One of the biggest arguments for veganism is the environmental impact, which cannot be understated. Because of big agriculture and globalization, food is produced at a level for everyone to consume large meals at every sitting, contribution to massive food waste. The environment is the most important cause to champion, and as more people have become involved, more companies are developing with biodegradable products and less plastic packaging. Like the food, environmentalists smirk at those who still carry plastic bags or buy single-use items. Again, what is not discussed at those self-congratulatory forums and conferences is that the people who were most affected by environmental degradation had been advocating for better practices for decades. So many of the environmental activists have successfully avoided the consequences of what the marginalized have endured for centuries.

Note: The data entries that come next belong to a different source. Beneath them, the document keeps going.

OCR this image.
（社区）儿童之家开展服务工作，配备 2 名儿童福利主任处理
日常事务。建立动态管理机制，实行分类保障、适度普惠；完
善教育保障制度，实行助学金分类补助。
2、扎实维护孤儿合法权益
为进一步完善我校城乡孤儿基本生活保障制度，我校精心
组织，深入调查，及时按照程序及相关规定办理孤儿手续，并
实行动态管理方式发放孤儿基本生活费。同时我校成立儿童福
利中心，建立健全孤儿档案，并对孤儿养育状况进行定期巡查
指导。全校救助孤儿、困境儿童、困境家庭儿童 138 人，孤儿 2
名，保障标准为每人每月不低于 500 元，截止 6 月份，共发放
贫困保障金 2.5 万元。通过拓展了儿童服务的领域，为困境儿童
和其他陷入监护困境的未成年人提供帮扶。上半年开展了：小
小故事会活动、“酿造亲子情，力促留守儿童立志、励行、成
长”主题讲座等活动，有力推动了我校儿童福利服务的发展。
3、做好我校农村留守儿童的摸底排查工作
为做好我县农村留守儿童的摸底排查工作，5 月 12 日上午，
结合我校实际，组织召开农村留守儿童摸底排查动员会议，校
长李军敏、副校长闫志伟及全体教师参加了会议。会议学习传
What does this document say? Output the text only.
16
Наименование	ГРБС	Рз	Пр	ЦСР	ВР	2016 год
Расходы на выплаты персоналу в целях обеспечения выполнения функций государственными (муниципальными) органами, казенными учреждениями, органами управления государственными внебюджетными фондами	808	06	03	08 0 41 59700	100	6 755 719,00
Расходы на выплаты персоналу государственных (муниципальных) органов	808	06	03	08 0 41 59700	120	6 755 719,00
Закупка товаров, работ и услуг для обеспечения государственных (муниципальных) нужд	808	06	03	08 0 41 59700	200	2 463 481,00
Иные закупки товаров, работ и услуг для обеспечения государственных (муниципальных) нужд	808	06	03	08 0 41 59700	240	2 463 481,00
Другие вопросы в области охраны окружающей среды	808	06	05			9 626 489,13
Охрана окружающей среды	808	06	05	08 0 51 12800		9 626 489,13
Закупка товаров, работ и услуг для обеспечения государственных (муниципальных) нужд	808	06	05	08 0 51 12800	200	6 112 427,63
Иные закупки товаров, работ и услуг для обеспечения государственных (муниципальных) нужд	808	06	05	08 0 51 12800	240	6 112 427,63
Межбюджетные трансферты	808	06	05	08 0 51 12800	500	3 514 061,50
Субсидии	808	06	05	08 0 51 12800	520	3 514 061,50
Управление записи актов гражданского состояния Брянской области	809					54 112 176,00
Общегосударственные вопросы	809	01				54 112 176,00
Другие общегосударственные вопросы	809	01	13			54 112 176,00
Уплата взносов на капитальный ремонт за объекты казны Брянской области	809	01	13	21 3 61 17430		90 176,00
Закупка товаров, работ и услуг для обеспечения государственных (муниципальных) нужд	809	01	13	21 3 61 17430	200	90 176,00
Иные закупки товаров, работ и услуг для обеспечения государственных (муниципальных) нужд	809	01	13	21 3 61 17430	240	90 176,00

Most importantly, socialism has, again, graced the covers of multiple publications and is making the rounds. Because the United States–among other countries–are supposed to be capitalist, there has been an ideological battle between those who are acknowledging that inequity has gotten too great for society to bear versus those who still attribute poverty to personal responsibility. Karl Marx and Friedrich Engels have been hailed as all but patron saints among those who compete for who can adhere most to their practices. Not surprisingly, history has been rewritten to exclude all of the Indigenous populations across the globe which had nomadic and communal societies that were not capitalistic in behavior which lasted for centuries.

My point in highlighting all of this is not to shame any of the movements; quite the contrary. Rather than assuming that any of these current efforts are the first of their kind, it is crucial to understand the motivation. People sound disingenuous when there is no self-awareness that activism has always been present in one form or another, especially on issues that effect marginalized populations. Colonialism of the mind is the biggest hurdle of societal justice, and without intersectional work, all of these movements will, again, pass out of the public eye.